Eau touristique, eau domestique
La pêche est une activité
importante dans la
plaine de la Lys. Le canal
connaît des amoureux
immobiles et d’autres
navigants. Il existe une
sorte de décalage entre
le regard patient des
pêcheurs et l’abandon
des fossés au droit des
zones urbanisées.Vivre
la plaine, c’est vivre avec
l’eau.
La plaine de la Lys semble appartenir à ces paysages tout
à la fois immuables et intemporels à force de répétition,
manifestant un étrange équilibre entre terre agricole et
habitat. Comme souvent lorsque le regard demeure sur la
peau des choses, la plaine semble marquée d’une certaine
inertie. Les changements interviennent comme autant de
touches ponctuelles dans un tableau pointilliste : ils ne
deviennent perceptibles qu’après un long délai, par effet
d’accumulation. Cette apparente résistance aux évolutions
peut être expliquée par la souplesse intégratrice de ces
paysages horizontaux qui semblent pouvoir tout absorber,
chaque élément nouveau n’ayant qu’à « s’habiller »
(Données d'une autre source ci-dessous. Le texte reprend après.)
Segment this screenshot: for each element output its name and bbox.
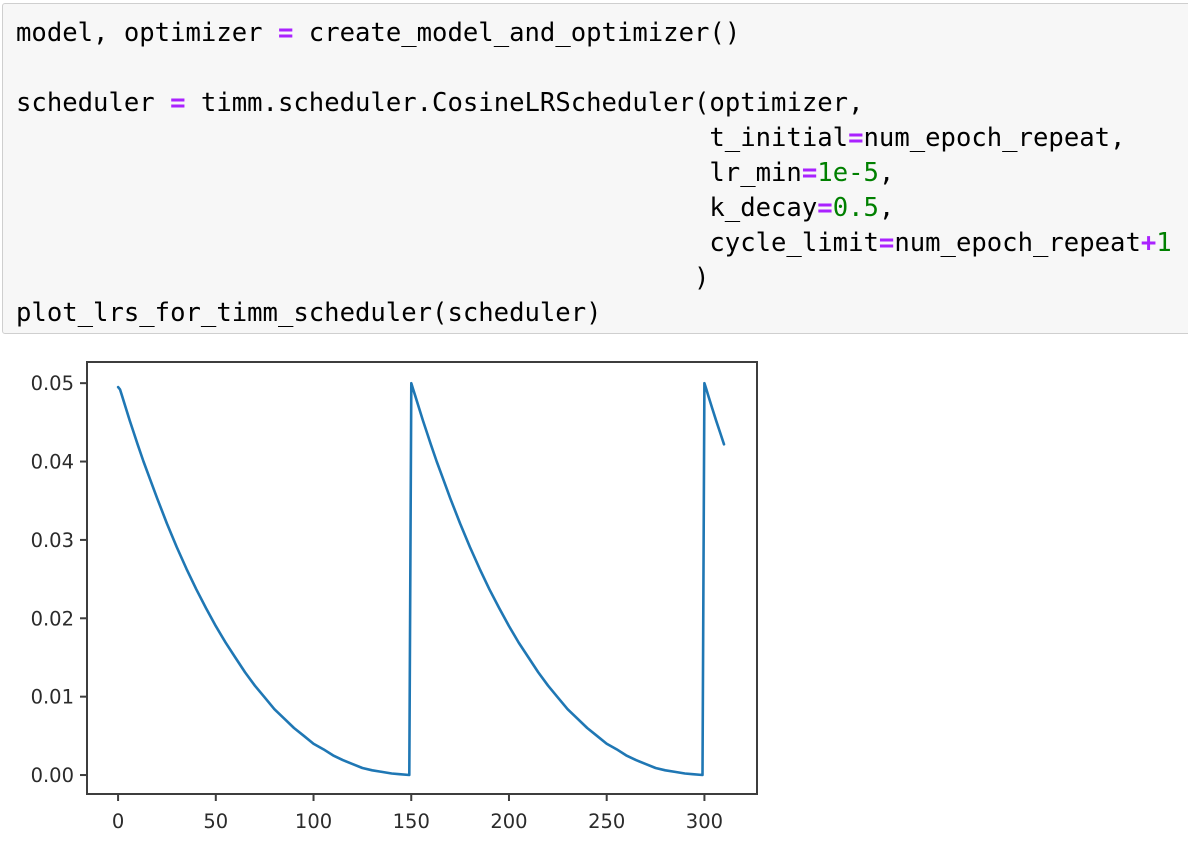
code-token: , <box>878 158 895 188</box>
code-token: = <box>878 228 895 258</box>
y-axis: 0.00 0.01 0.02 0.03 0.04 0.05 <box>31 372 87 787</box>
code-token: num_epoch_repeat, <box>863 123 1126 153</box>
code-token: = <box>277 18 294 48</box>
y-tick-label: 0.01 <box>31 686 74 709</box>
code-token: 1e-5 <box>817 158 879 188</box>
code-token: = <box>817 193 833 223</box>
code-token: = <box>170 88 186 118</box>
y-tick-label: 0.04 <box>31 451 74 474</box>
code-token: timm.scheduler.CosineLRScheduler(optimiz… <box>185 88 864 118</box>
code-token: 1 <box>1156 228 1172 258</box>
y-tick-label: 0.05 <box>31 372 74 395</box>
x-tick-label: 300 <box>686 810 723 833</box>
code-cell[interactable]: model, optimizer = create_model_and_opti… <box>2 3 1188 334</box>
code-token: lr_min <box>16 158 802 188</box>
x-tick-label: 250 <box>588 810 625 833</box>
code-token: t_initial <box>16 123 849 153</box>
code-editor[interactable]: model, optimizer = create_model_and_opti… <box>3 4 1188 331</box>
y-tick-label: 0.02 <box>31 607 74 630</box>
code-token: model, optimizer <box>16 18 278 48</box>
lr-schedule-plot: 0 50 100 150 200 250 3000.000.010.020.030.040.… <box>31 361 758 833</box>
code-token: scheduler <box>16 88 171 118</box>
code-token: cycle_limit <box>16 228 879 258</box>
plot-output-area: 0 50 100 150 200 250 300 0.00 0.01 0.02 0.03 0.04 0.… <box>0 345 790 860</box>
code-token: 0.5 <box>832 193 879 223</box>
x-tick-label: 50 <box>203 810 228 833</box>
code-token: = <box>848 123 864 153</box>
code-token: k_decay <box>16 193 818 223</box>
y-tick-label: 0.00 <box>31 764 74 787</box>
code-token: , <box>878 193 895 223</box>
x-tick-label: 100 <box>295 810 332 833</box>
x-tick-label: 200 <box>490 810 527 833</box>
x-tick-label: 150 <box>393 810 430 833</box>
y-tick-label: 0.03 <box>31 529 74 552</box>
code-token: plot_lrs_for_timm_scheduler(scheduler) <box>16 298 602 328</box>
code-token: num_epoch_repeat <box>894 228 1141 258</box>
code-token: create_model_and_optimizer() <box>293 18 741 48</box>
code-token: = <box>801 158 818 188</box>
lr-curve <box>116 381 726 777</box>
code-token: + <box>1140 228 1157 258</box>
x-axis: 0 50 100 150 200 250 300 <box>112 794 723 833</box>
x-tick-label: 0 <box>112 810 124 833</box>
code-token: ) <box>16 263 710 293</box>
plot-frame <box>86 361 758 795</box>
d’une simple bande boisée. Mais cette souplesse n’est
qu’apparente, puisque objectivement - au prix s’il le faut
d’une interprétation par photo-aérienne - les mutations de
ce paysage sont indéniables.
Ce qui pourrait être décrit comme le « risque majeur », tient
à la nature de l’urbanisation. Les paysages de la plaine
doivent beaucoup aux successions de plans, comme les
rideaux d’une immense scène dressée en plein air. En raison
même de l’horizontalité des sols, la fermeture des premiers
plans, par la construction de maisons individuelles, suffit à
réduire ces paysages… à une banale rue de lotissement !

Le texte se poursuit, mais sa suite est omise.